I’ve been working with my colleagues at the Union of Concerned Scientists to improve fuel efficiency and reduce emissions from cars and trucks for almost 20 years. It has been a long road, but soon we hope to celebrate the culmination of two decades of hard work, a significant increase in vehicle fuel efficiency and global warming pollution standards and, most importantly, a safer planet, cleaner air and better technology for kids like my favorite (okay, only) niece, who will be learning to drive around the time these standards are fully implemented in 2025.
A lot has changed since I started working on vehicle issues in 1992 (hair color and eyesight are a given). The nation’s political winds have shifted back and forth, vehicle technologies have advanced thanks to the push and pull of state and federal standards, and the impact of vehicle emissions on our climate and our dangerous dependence on oil has only gotten worse.
What hasn’t changed? Some in the auto industry and their friends in Congress have a tendency to pull out the same old arguments to fight tougher standards even as consumers still want better choices in the vehicle marketplace.
But persistence, sound science and taking the industry’s arguments head on paid off. Building on standards they announced last year that will apply to vehicles sold in model years 2012-2016, on July 29th, the Obama administration unveiled an agreement with major automakers and the state of California on a framework to strengthen the nation’s fuel efficiency and auto pollution standards for new cars and light trucks and we were there to applaud this historic agreement. The proposal will apply to vehicles sold in 2017-2025 and set a global warming pollution standard of 163 grams per mile by 2025, the equivalent of 54.5 miles per gallon. So for the second time in as many years, President Obama brought together the auto industry, the states, and other stakeholders to support strong standards that will protect consumers from high gas prices, curb global warming pollution, cut our oil dependence, and create innovative jobs in the American auto industry.

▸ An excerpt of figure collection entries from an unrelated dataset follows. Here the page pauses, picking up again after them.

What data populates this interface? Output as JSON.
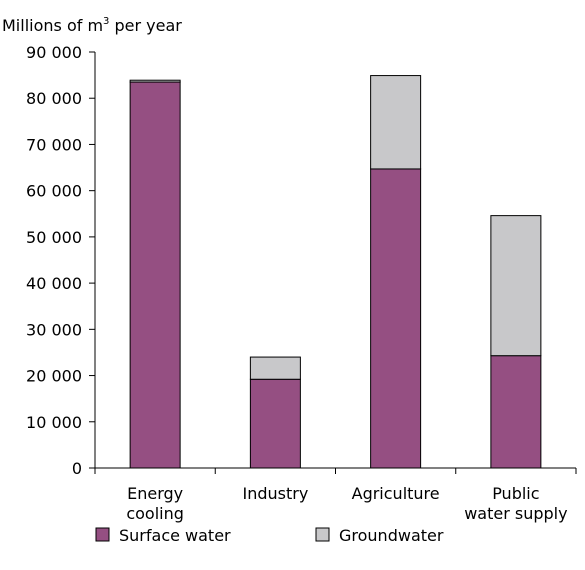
{
  "chart_data": {
    "type": "bar",
    "stacked": true,
    "title": "",
    "ylabel": "Millions of m",
    "ylabel_superscript": "3",
    "ylabel_suffix": " per year",
    "ylim": [
      0,
      90000
    ],
    "yticks": [
      0,
      10000,
      20000,
      30000,
      40000,
      50000,
      60000,
      70000,
      80000,
      90000
    ],
    "ytick_labels": [
      "0",
      "10 000",
      "20 000",
      "30 000",
      "40 000",
      "50 000",
      "60 000",
      "70 000",
      "80 000",
      "90 000"
    ],
    "grid": false,
    "legend_position": "bottom",
    "categories": [
      [
        "Energy",
        "cooling"
      ],
      [
        "Industry"
      ],
      [
        "Agriculture"
      ],
      [
        "Public",
        "water supply"
      ]
    ],
    "series": [
      {
        "name": "Surface water",
        "color": "#954F82",
        "values": [
          83500,
          19200,
          64700,
          24300
        ]
      },
      {
        "name": "Groundwater",
        "color": "#C8C8CA",
        "values": [
          400,
          4800,
          20200,
          30300
        ]
      }
    ]
  }
}
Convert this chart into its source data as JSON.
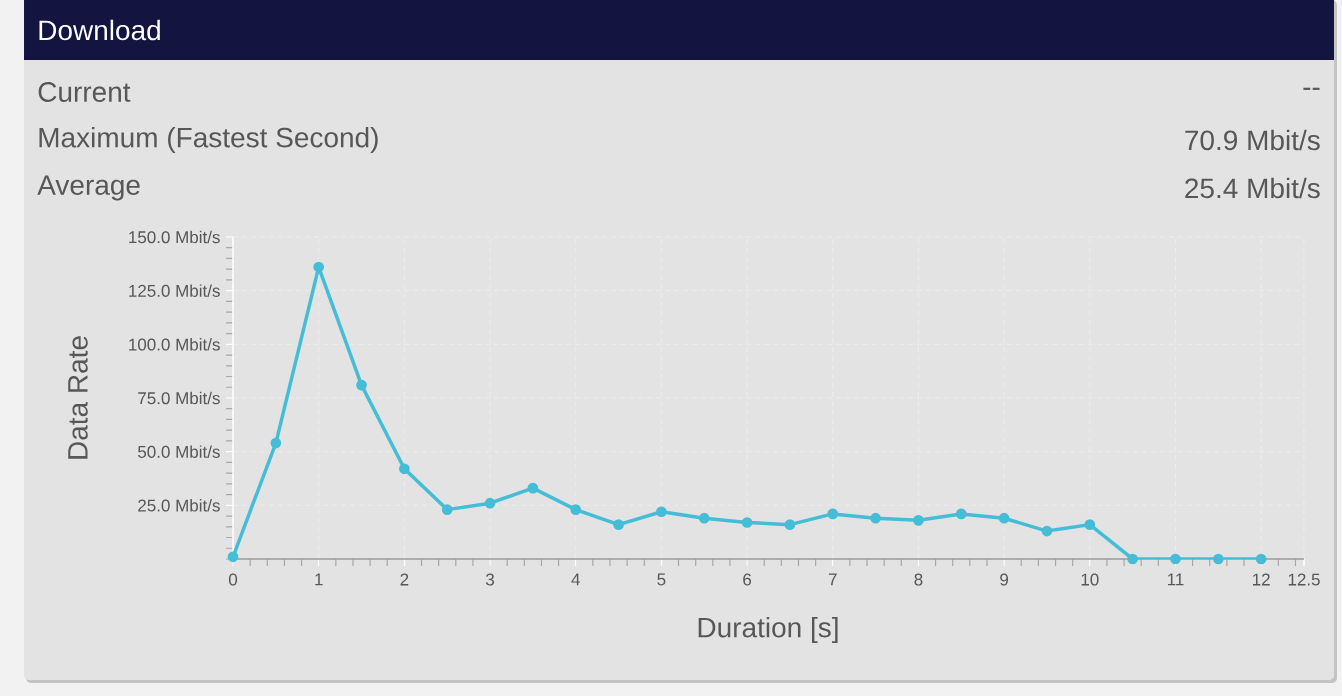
{
  "chart_data": {
    "type": "line",
    "title": "Download",
    "annotations": [
      "Current",
      "--",
      "Maximum (Fastest Second)",
      "70.9 Mbit/s",
      "Average",
      "25.4 Mbit/s"
    ],
    "xlabel": "Duration [s]",
    "ylabel": "Data Rate",
    "x": [
      0,
      0.5,
      1,
      1.5,
      2,
      2.5,
      3,
      3.5,
      4,
      4.5,
      5,
      5.5,
      6,
      6.5,
      7,
      7.5,
      8,
      8.5,
      9,
      9.5,
      10,
      10.5,
      11,
      11.5,
      12
    ],
    "values": [
      1,
      54,
      136,
      81,
      42,
      23,
      26,
      33,
      23,
      16,
      22,
      19,
      17,
      16,
      21,
      19,
      18,
      21,
      19,
      13,
      16,
      0,
      0,
      0,
      0
    ],
    "color": "#45bdd6",
    "xlim": [
      0,
      12.5
    ],
    "xticks": [
      0,
      1,
      2,
      3,
      4,
      5,
      6,
      7,
      8,
      9,
      10,
      11,
      12,
      12.5
    ],
    "ylim": [
      0,
      150
    ],
    "yticks": [
      {
        "value": 25,
        "label": "25.0 Mbit/s"
      },
      {
        "value": 50,
        "label": "50.0 Mbit/s"
      },
      {
        "value": 75,
        "label": "75.0 Mbit/s"
      },
      {
        "value": 100,
        "label": "100.0 Mbit/s"
      },
      {
        "value": 125,
        "label": "125.0 Mbit/s"
      },
      {
        "value": 150,
        "label": "150.0 Mbit/s"
      }
    ],
    "grid": true,
    "marker": "circle",
    "line_style": "solid"
  }
}
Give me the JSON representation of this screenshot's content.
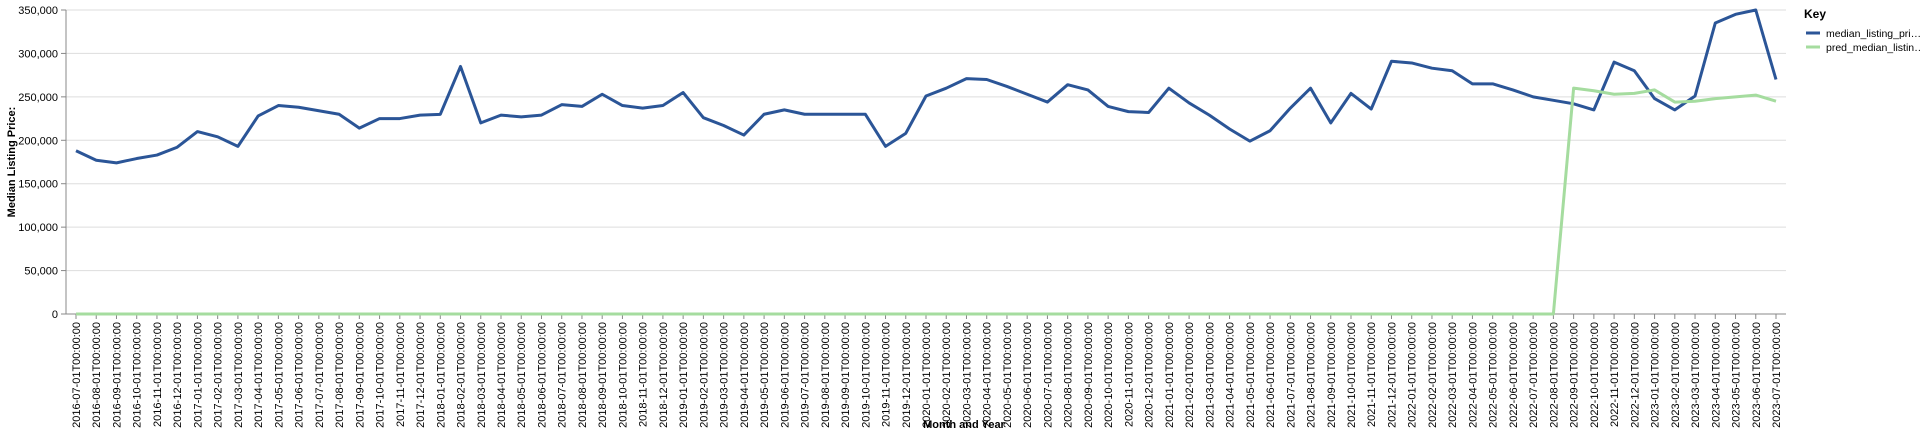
{
  "chart_data": {
    "type": "line",
    "x_label": "Month and Year",
    "y_label": "Median Listing Price:",
    "legend_title": "Key",
    "legend": "top-right",
    "grid": true,
    "categories": [
      "2016-07-01T00:00:00",
      "2016-08-01T00:00:00",
      "2016-09-01T00:00:00",
      "2016-10-01T00:00:00",
      "2016-11-01T00:00:00",
      "2016-12-01T00:00:00",
      "2017-01-01T00:00:00",
      "2017-02-01T00:00:00",
      "2017-03-01T00:00:00",
      "2017-04-01T00:00:00",
      "2017-05-01T00:00:00",
      "2017-06-01T00:00:00",
      "2017-07-01T00:00:00",
      "2017-08-01T00:00:00",
      "2017-09-01T00:00:00",
      "2017-10-01T00:00:00",
      "2017-11-01T00:00:00",
      "2017-12-01T00:00:00",
      "2018-01-01T00:00:00",
      "2018-02-01T00:00:00",
      "2018-03-01T00:00:00",
      "2018-04-01T00:00:00",
      "2018-05-01T00:00:00",
      "2018-06-01T00:00:00",
      "2018-07-01T00:00:00",
      "2018-08-01T00:00:00",
      "2018-09-01T00:00:00",
      "2018-10-01T00:00:00",
      "2018-11-01T00:00:00",
      "2018-12-01T00:00:00",
      "2019-01-01T00:00:00",
      "2019-02-01T00:00:00",
      "2019-03-01T00:00:00",
      "2019-04-01T00:00:00",
      "2019-05-01T00:00:00",
      "2019-06-01T00:00:00",
      "2019-07-01T00:00:00",
      "2019-08-01T00:00:00",
      "2019-09-01T00:00:00",
      "2019-10-01T00:00:00",
      "2019-11-01T00:00:00",
      "2019-12-01T00:00:00",
      "2020-01-01T00:00:00",
      "2020-02-01T00:00:00",
      "2020-03-01T00:00:00",
      "2020-04-01T00:00:00",
      "2020-05-01T00:00:00",
      "2020-06-01T00:00:00",
      "2020-07-01T00:00:00",
      "2020-08-01T00:00:00",
      "2020-09-01T00:00:00",
      "2020-10-01T00:00:00",
      "2020-11-01T00:00:00",
      "2020-12-01T00:00:00",
      "2021-01-01T00:00:00",
      "2021-02-01T00:00:00",
      "2021-03-01T00:00:00",
      "2021-04-01T00:00:00",
      "2021-05-01T00:00:00",
      "2021-06-01T00:00:00",
      "2021-07-01T00:00:00",
      "2021-08-01T00:00:00",
      "2021-09-01T00:00:00",
      "2021-10-01T00:00:00",
      "2021-11-01T00:00:00",
      "2021-12-01T00:00:00",
      "2022-01-01T00:00:00",
      "2022-02-01T00:00:00",
      "2022-03-01T00:00:00",
      "2022-04-01T00:00:00",
      "2022-05-01T00:00:00",
      "2022-06-01T00:00:00",
      "2022-07-01T00:00:00",
      "2022-08-01T00:00:00",
      "2022-09-01T00:00:00",
      "2022-10-01T00:00:00",
      "2022-11-01T00:00:00",
      "2022-12-01T00:00:00",
      "2023-01-01T00:00:00",
      "2023-02-01T00:00:00",
      "2023-03-01T00:00:00",
      "2023-04-01T00:00:00",
      "2023-05-01T00:00:00",
      "2023-06-01T00:00:00",
      "2023-07-01T00:00:00"
    ],
    "series": [
      {
        "name": "median_listing_pri…",
        "color": "#2b5597",
        "values": [
          188000,
          177000,
          174000,
          179000,
          183000,
          192000,
          210000,
          204000,
          193000,
          228000,
          240000,
          238000,
          234000,
          230000,
          214000,
          225000,
          225000,
          229000,
          229900,
          285000,
          220000,
          229000,
          227000,
          229000,
          241000,
          239000,
          253000,
          240000,
          237000,
          240000,
          255000,
          226000,
          217000,
          206000,
          230000,
          235000,
          230000,
          230000,
          230000,
          230000,
          193000,
          208000,
          251000,
          260000,
          271000,
          270000,
          262000,
          253000,
          244000,
          264000,
          258000,
          239000,
          233000,
          232000,
          260000,
          243000,
          229000,
          213000,
          199000,
          211000,
          237000,
          260000,
          220000,
          254000,
          236000,
          291000,
          289000,
          283000,
          280000,
          265000,
          265000,
          258000,
          250000,
          246000,
          242000,
          235000,
          290000,
          280000,
          248000,
          235000,
          251000,
          335000,
          345000,
          350000,
          270000
        ]
      },
      {
        "name": "pred_median_listin…",
        "color": "#a5dc9f",
        "values": [
          0,
          0,
          0,
          0,
          0,
          0,
          0,
          0,
          0,
          0,
          0,
          0,
          0,
          0,
          0,
          0,
          0,
          0,
          0,
          0,
          0,
          0,
          0,
          0,
          0,
          0,
          0,
          0,
          0,
          0,
          0,
          0,
          0,
          0,
          0,
          0,
          0,
          0,
          0,
          0,
          0,
          0,
          0,
          0,
          0,
          0,
          0,
          0,
          0,
          0,
          0,
          0,
          0,
          0,
          0,
          0,
          0,
          0,
          0,
          0,
          0,
          0,
          0,
          0,
          0,
          0,
          0,
          0,
          0,
          0,
          0,
          0,
          0,
          0,
          260000,
          257000,
          253000,
          254000,
          258000,
          244000,
          245000,
          248000,
          250000,
          252000,
          245000
        ]
      }
    ],
    "ylim": [
      0,
      350000
    ],
    "yticks": [
      0,
      {
        "value": 50000,
        "label": "50,000"
      },
      {
        "value": 100000,
        "label": "100,000"
      },
      {
        "value": 150000,
        "label": "150,000"
      },
      {
        "value": 200000,
        "label": "200,000"
      },
      {
        "value": 250000,
        "label": "250,000"
      },
      {
        "value": 300000,
        "label": "300,000"
      },
      {
        "value": 350000,
        "label": "350,000"
      }
    ]
  }
}
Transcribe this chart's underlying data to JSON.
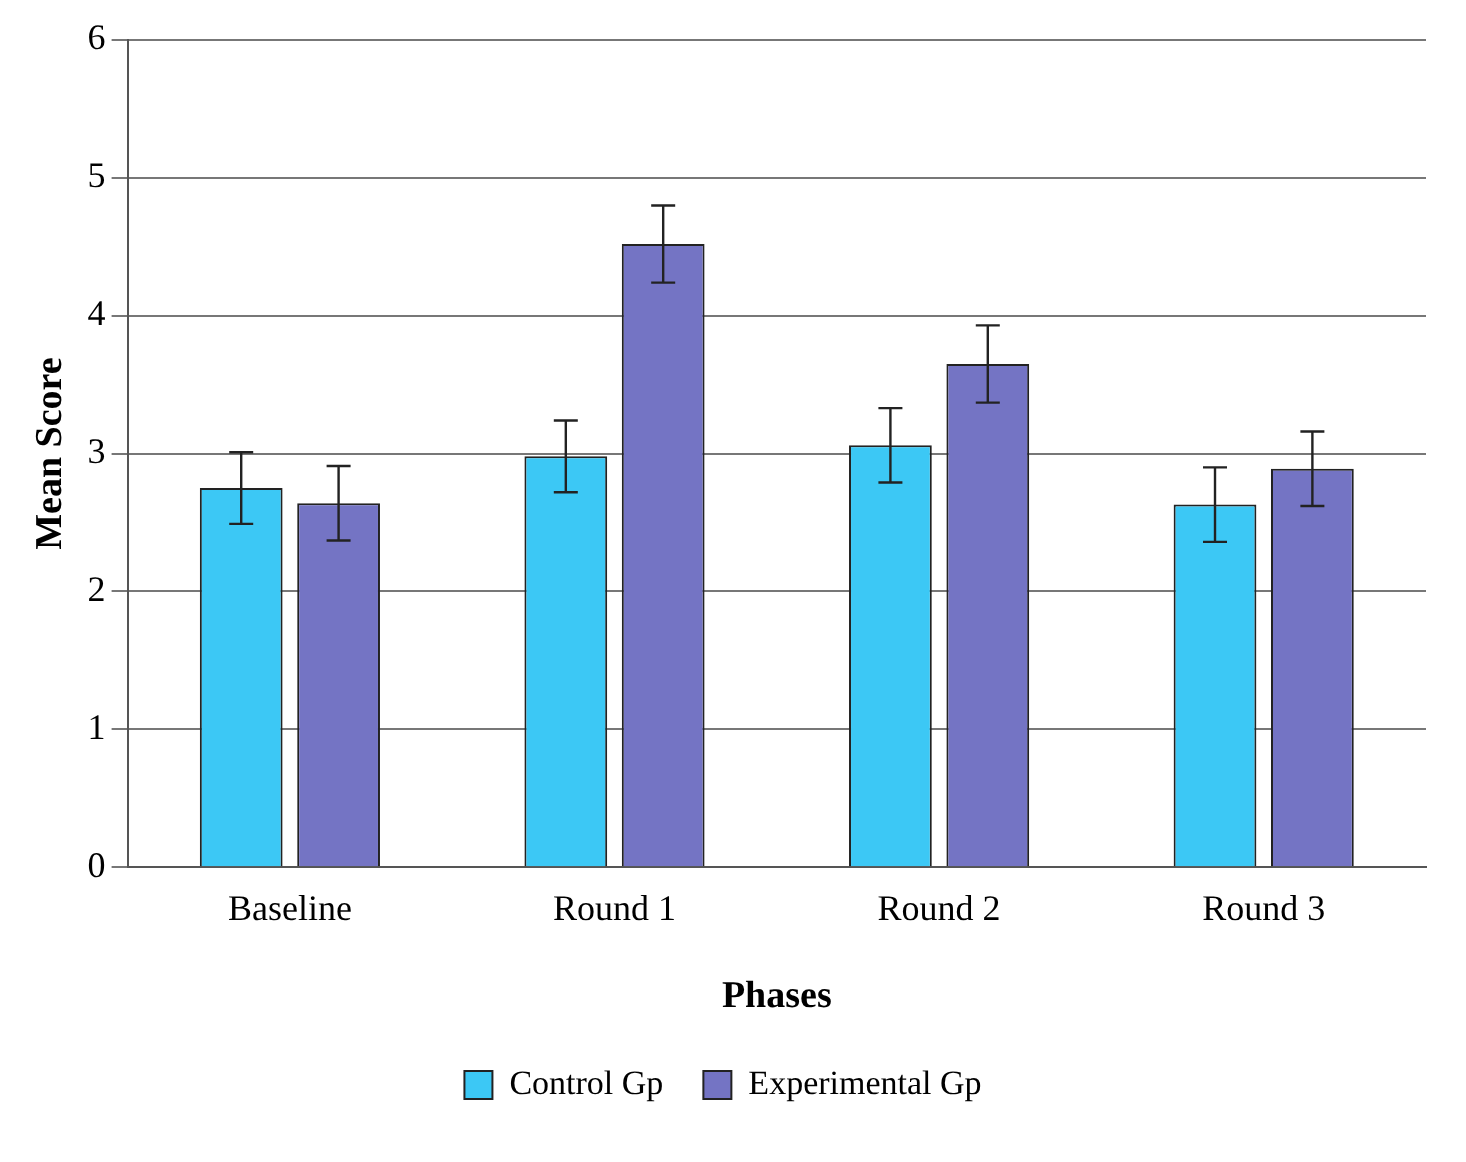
{
  "chart_data": {
    "type": "bar",
    "xlabel": "Phases",
    "ylabel": "Mean Score",
    "categories": [
      "Baseline",
      "Round 1",
      "Round 2",
      "Round 3"
    ],
    "series": [
      {
        "name": "Control Gp",
        "color": "#3cc8f5",
        "values": [
          2.75,
          2.98,
          3.06,
          2.63
        ],
        "errors": [
          0.26,
          0.26,
          0.27,
          0.27
        ]
      },
      {
        "name": "Experimental Gp",
        "color": "#7474c4",
        "values": [
          2.64,
          4.52,
          3.65,
          2.89
        ],
        "errors": [
          0.27,
          0.28,
          0.28,
          0.27
        ]
      }
    ],
    "ylim": [
      0,
      6
    ],
    "yticks": [
      0,
      1,
      2,
      3,
      4,
      5,
      6
    ],
    "grid": "y",
    "legend": "bottom"
  }
}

If implemented without loopholes, UCS analysis estimates that the standards will:
- Cut oil consumption by as much as 1.5 million barrels per day—23 billion gallons of gasoline annually—by 2030. That is equivalent to U.S. imports from Saudi Arabia and Iraq in 2010.
- Cut carbon pollution by as much as 280 million metric tons (MMT) in 2030, which is equivalent to shutting down 72 coal-fired power plants.
- Lower fuel expenditures at the pump by over $80 billion in 2030 — even after paying for the cost of the necessary technology, consumers will still clear $50 billion in savings that year alone.
I am proud to say that UCS was in the forefront of the push for higher standards. We have been a leader in a coalition we call Go60 (www.go60mpg.org), that advocated for fuel efficiency and global warming pollution standards equivalent to a 60 mile per gallon standard. The agreement just announced doesn’t get us all the way there, but as long as the rules are not weakened before they are finalized next July, they will be the single most important policy victory in terms of emissions reductions, oil consumption and technological progress over 20 years of work to transform the transportation sector. I’d say the future looks a bit brighter for my niece!